Ich mag Animes und Mangas und bin großer Japan-Fan. Im Studium möchte ich ein Auslandssemester einlegen und endlich für ein Jahr nach Japan gehen.

 

 

 

Ich wurde damals zweimal auf offener Straße von fremden Männern begrapscht. Heutzutage brauche ich keine Angst mehr davor haben.

 

 

JULIAN

– 24/03/2018 –



In dem Kinderheim, in dem ich aufwuchs, hatte jedes Kind einen zuständigen Betreuer. Meine Erzieherin hat von mir immer sehr viel erwartet, unter anderem, dass ich Mädchenkleidung trug. Was für sie normal war, war für mich sehr unangenehm.

Meine Transidentität hätte schon während meiner J1-Untersuchung auffallen müssen. Dort äußerte ich den Wunsch, lieber ein Junge zu sein. Da sich aber niemand mit dem Thema auskannte, ging man nicht weiter darauf ein.

Vielleicht habe ich letztlich aber auch meine weibliche Phase gebraucht, um zu merken, dass es für mich nicht funktioniert.
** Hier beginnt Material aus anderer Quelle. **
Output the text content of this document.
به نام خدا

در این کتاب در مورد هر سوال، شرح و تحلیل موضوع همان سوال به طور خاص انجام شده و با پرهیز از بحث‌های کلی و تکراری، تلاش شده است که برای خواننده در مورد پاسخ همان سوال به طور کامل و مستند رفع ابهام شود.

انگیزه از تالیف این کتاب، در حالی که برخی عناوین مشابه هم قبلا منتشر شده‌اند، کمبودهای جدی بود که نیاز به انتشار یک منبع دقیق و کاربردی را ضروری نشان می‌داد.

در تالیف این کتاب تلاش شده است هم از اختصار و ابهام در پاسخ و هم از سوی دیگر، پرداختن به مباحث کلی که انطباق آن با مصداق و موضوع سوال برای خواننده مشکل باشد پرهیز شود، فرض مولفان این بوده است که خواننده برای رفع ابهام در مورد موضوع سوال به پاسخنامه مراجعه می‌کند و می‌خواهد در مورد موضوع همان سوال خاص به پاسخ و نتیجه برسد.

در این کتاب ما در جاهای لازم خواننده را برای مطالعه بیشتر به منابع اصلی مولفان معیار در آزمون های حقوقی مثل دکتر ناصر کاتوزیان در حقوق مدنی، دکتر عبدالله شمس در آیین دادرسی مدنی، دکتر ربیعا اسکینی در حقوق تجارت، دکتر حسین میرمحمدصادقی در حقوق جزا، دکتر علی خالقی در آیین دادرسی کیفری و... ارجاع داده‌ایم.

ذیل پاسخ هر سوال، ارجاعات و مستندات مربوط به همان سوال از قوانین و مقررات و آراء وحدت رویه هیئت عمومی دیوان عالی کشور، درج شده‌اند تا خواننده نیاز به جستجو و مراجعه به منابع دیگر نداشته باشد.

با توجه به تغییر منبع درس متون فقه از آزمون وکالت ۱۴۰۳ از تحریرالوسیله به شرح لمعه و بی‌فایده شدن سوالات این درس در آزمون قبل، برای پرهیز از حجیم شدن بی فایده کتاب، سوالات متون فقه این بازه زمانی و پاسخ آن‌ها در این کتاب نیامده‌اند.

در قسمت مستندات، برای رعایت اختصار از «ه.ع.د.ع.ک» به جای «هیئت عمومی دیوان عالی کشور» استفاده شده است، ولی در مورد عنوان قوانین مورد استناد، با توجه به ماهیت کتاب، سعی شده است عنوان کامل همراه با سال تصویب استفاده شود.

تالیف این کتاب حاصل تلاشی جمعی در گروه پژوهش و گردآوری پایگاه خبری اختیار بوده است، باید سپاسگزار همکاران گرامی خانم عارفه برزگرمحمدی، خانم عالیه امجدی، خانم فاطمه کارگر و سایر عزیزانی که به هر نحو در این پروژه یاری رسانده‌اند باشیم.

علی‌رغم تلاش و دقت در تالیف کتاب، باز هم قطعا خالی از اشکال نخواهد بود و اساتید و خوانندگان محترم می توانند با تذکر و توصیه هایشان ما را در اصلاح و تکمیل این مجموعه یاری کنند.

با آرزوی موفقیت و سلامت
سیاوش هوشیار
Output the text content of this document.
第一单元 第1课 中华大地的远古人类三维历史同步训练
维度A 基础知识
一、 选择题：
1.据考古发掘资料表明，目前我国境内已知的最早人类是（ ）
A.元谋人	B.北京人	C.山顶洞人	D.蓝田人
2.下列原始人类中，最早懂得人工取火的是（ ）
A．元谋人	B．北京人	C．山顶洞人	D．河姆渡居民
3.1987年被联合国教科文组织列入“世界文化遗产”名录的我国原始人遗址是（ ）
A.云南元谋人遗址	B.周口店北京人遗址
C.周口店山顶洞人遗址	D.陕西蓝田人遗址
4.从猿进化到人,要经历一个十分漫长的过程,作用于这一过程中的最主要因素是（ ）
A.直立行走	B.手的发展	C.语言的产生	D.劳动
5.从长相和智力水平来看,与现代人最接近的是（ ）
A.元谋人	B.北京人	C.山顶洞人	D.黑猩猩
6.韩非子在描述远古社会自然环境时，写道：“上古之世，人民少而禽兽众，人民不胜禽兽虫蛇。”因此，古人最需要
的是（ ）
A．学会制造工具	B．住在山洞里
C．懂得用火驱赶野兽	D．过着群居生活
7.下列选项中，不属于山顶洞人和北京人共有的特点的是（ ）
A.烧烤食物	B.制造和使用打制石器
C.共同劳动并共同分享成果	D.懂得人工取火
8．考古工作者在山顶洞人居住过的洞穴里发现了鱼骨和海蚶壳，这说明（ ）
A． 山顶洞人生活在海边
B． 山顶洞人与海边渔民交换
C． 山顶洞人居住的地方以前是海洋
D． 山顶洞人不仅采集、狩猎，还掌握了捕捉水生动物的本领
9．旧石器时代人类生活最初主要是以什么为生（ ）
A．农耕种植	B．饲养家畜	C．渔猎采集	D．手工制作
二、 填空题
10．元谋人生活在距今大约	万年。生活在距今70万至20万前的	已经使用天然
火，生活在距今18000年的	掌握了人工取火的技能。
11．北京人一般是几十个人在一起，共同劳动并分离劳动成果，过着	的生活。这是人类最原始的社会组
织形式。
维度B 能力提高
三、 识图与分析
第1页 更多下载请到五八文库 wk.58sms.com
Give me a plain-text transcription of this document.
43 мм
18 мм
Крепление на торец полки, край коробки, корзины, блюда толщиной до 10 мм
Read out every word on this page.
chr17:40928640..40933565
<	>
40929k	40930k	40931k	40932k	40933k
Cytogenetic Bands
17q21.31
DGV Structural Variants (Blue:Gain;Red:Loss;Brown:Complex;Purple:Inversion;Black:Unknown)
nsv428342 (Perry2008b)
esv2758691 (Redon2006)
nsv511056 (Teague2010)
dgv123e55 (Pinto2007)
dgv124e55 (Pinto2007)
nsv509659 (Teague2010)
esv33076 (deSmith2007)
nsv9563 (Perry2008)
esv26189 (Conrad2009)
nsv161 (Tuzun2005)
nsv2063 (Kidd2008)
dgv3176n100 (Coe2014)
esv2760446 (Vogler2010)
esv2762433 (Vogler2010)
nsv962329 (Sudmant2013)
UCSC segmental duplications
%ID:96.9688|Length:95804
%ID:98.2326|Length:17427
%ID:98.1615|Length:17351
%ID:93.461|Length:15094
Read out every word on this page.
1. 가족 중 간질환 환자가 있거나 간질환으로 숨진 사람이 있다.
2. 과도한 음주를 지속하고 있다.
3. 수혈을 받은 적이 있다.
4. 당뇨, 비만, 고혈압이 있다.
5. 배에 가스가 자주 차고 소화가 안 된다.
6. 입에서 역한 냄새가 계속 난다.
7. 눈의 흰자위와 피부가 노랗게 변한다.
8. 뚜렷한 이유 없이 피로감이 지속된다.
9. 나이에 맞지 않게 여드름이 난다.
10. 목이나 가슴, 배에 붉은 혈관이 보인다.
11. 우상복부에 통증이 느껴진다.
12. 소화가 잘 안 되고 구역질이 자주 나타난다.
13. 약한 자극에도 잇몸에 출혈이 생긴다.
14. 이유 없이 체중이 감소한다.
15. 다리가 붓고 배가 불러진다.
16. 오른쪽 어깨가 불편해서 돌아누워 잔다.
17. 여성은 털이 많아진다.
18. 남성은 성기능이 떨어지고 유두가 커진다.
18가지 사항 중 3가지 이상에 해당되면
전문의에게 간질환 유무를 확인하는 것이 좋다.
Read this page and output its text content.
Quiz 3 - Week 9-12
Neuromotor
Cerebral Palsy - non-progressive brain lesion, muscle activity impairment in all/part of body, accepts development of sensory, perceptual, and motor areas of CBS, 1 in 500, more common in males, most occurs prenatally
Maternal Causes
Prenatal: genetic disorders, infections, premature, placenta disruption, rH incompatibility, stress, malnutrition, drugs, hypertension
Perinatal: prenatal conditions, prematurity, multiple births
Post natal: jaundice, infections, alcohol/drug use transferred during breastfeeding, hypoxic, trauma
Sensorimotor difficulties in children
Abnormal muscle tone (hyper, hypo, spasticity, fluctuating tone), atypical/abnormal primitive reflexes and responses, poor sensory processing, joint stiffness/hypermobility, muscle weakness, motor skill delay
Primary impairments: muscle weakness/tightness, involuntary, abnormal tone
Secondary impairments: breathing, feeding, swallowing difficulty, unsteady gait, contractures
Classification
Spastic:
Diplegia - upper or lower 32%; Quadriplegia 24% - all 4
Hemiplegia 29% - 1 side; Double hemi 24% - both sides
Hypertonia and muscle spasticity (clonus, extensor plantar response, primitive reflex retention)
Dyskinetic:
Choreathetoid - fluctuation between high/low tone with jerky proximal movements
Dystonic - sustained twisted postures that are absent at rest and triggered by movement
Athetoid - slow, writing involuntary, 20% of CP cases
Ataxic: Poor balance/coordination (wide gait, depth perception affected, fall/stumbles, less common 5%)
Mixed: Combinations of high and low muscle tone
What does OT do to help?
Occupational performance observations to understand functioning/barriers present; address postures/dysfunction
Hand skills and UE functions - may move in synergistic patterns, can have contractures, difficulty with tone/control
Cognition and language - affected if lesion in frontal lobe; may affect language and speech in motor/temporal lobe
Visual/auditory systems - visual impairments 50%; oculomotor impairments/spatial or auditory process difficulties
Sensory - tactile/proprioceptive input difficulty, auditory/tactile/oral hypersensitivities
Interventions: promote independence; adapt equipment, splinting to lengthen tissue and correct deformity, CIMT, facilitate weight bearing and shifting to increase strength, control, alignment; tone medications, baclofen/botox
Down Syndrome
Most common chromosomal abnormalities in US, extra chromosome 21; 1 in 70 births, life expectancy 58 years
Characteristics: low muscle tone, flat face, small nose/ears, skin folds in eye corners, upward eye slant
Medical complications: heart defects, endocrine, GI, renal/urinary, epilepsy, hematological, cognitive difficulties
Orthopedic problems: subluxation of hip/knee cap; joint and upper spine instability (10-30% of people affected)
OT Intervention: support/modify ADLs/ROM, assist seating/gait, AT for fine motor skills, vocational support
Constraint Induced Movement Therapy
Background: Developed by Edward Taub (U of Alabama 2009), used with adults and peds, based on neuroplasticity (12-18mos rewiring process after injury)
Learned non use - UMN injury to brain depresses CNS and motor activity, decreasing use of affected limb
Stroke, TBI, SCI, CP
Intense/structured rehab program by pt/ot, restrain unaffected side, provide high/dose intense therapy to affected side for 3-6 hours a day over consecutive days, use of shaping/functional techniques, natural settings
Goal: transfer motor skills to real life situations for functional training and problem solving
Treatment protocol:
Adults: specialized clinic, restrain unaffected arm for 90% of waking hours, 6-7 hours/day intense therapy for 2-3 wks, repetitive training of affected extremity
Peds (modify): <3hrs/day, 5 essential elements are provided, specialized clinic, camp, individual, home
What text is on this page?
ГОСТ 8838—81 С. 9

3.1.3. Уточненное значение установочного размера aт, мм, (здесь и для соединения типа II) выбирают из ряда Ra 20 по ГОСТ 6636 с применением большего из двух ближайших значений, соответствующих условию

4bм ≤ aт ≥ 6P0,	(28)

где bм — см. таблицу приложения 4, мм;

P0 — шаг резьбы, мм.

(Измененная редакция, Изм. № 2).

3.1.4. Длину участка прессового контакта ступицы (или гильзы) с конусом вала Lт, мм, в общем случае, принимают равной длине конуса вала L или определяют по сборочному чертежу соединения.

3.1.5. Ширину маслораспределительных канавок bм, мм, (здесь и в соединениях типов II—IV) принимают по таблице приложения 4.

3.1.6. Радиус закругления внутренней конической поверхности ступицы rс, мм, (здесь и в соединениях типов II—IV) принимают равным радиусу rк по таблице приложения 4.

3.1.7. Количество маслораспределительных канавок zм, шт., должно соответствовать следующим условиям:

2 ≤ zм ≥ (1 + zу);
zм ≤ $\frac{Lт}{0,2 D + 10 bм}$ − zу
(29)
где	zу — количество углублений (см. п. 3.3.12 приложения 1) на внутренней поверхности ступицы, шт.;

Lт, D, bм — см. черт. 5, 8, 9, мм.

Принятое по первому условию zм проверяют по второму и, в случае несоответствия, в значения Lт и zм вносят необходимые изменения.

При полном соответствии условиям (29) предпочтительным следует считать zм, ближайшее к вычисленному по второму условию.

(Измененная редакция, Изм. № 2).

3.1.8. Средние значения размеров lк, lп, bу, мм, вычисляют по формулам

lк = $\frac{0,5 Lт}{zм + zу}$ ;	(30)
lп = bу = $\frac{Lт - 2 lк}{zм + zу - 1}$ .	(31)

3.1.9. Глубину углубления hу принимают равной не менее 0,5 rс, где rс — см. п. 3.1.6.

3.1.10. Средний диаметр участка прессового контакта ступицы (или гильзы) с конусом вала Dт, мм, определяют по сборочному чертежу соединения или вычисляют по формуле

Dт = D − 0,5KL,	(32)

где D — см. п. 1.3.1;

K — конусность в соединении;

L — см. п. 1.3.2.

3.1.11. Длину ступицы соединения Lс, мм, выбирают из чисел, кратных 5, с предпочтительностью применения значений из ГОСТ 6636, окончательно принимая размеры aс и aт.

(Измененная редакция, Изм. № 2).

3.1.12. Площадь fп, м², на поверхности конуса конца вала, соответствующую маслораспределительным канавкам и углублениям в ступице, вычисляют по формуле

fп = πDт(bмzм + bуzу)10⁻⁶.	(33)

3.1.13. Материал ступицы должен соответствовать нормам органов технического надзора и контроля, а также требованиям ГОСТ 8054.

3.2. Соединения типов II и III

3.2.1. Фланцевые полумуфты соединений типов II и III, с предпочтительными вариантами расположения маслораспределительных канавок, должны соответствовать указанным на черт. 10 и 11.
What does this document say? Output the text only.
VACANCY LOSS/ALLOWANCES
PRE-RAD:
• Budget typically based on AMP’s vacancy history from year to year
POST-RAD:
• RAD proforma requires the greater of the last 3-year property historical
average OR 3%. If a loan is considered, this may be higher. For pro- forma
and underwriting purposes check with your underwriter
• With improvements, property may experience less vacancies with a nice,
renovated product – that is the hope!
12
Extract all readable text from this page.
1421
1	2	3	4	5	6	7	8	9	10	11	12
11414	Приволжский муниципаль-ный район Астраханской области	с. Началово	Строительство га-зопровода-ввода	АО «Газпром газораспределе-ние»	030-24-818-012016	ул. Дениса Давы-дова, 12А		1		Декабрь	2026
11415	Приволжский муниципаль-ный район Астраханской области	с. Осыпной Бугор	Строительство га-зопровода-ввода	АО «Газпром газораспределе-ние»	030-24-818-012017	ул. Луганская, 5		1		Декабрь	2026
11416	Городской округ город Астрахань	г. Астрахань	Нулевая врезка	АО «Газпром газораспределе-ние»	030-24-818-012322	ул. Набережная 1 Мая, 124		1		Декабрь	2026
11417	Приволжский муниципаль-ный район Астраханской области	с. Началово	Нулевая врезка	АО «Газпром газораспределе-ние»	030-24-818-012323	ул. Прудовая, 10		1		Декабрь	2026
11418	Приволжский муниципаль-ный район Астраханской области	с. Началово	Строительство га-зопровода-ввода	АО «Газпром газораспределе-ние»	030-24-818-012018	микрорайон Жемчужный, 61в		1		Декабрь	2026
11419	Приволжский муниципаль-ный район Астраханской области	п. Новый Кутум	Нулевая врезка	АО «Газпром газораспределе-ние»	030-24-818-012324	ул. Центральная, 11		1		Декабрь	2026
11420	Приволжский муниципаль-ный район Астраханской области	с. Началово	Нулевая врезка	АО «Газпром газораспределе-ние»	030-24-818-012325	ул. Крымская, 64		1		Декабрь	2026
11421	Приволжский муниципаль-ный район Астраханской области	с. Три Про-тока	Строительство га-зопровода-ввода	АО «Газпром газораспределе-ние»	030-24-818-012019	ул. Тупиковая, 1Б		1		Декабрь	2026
Schon als Kind war mir bewusst, dass etwas anders ist, was ich aber nie wirklich kommunizieren konnte. Ich finde es immer wieder erstaunlich, wenn Kinder das schon in jungen Jahren mitteilen können. Ich konnte lediglich sagen, dass ich lieber ein Junge wäre, auch wenn ich heute weiß, dass die Formulierung falsch ist, denn schließlich bin ich einer.

Für mich war das damals aber meistens noch kein allzu großes Drama, auch wenn ich oft gefragt wurde, ob ich ein Junge oder Mädchen sei, da es optisch nicht immer eindeutig war.

Richtig bewusst ist es mir erst mit 18 Jahren geworden. In und nach der Pubertät probierte ich zunächst als Frau zu leben, eben auch um nicht gemobbt zu werden. Irgendwann stellte ich aber fest, dass es für mich nicht funktioniert, dass ich mich so nicht richtig entfalten konnte. Mit 18 Jahren habe ich mir dann ausgiebig Gedanken gemacht, die Anzeichen der Vergangenheit betrachtet und mich gefragt, was ich will und dann letztlich beschlossen, dass ich als Mann leben möchte.

Am Tag vor meinem 19. Geburtstag ging es dann los! Mein erstes Ziel war es, so männlich wie möglich zu sein. Ich ließ mir meine Haare kurz schneiden, habe direkt aufgehört mich zu schminken und kaufte mir neue Kleidung, auch wenn die meisten meiner Sachen eh relativ geschlechtsneutral waren. Mir war wichtig, dass andere Menschen mich sofort als männlich lesen. Das hat nicht immer funktioniert, da ich ein Mädchengesicht habe, aber dieses übertrieben männliche Aussehen war für mich wichtig, es war eine Art Rechtfertigung.

Am schlimmsten ist für alle immer das erste Outing, egal vor wem.

Bei mir verlief es zwar immer relativ gut, aber ich hatte trotzdem tierischen Schiss davor, gerade auf der Arbeit. Die Angst, weiterhin auf die Frauentoilette gehen zu müssen und dass mein Name erst nach einem rechtskräftigen Beschluss angepasst werden könnte, waren aber unbegründet. Lediglich beim telefonischen Kundenkontakt habe ich mich noch bis zum Stimmbruch als Frau vorgestellt.

Der kam dann durch die Hormontherapie. Meine Stimme wurde tiefer und die Körperbehaarung nahm zu. Lustigerweise gelten diese Auswirkungen als Nebenwirkungen, auch wenn sie erwünscht sind. Die Veränderungen, gerade durch die Hormontherapie, mag ich.

Seitdem ich Testosteron nehme, weine ich so gut wie gar nicht mehr, was beinahe schon etwas gruselig ist. Schon früher habe ich nicht gerne Gefühle gezeigt, war aber hormonell bedingt nah am Wasser gebaut und fing bei jeder Kleinigkeit an zu heulen. Jetzt ist es ein wenig so, als hätte sich ein Schleier über die eigenen Gefühle gelegt.

Insgesamt habe ich mich stark verändert. Ich wurde selbstbewusster und habe aufgehört Dinge zu tun, die ich allein deshalb tat, weil man es so von mir als Mädchen erwartete. Ich brauchte fortan nicht mehr diese Rechtfertigung, da ich meine Männlichkeit nicht mehr beweisen musste. Seitdem kann ich auch wieder weiblichere Züge zulassen.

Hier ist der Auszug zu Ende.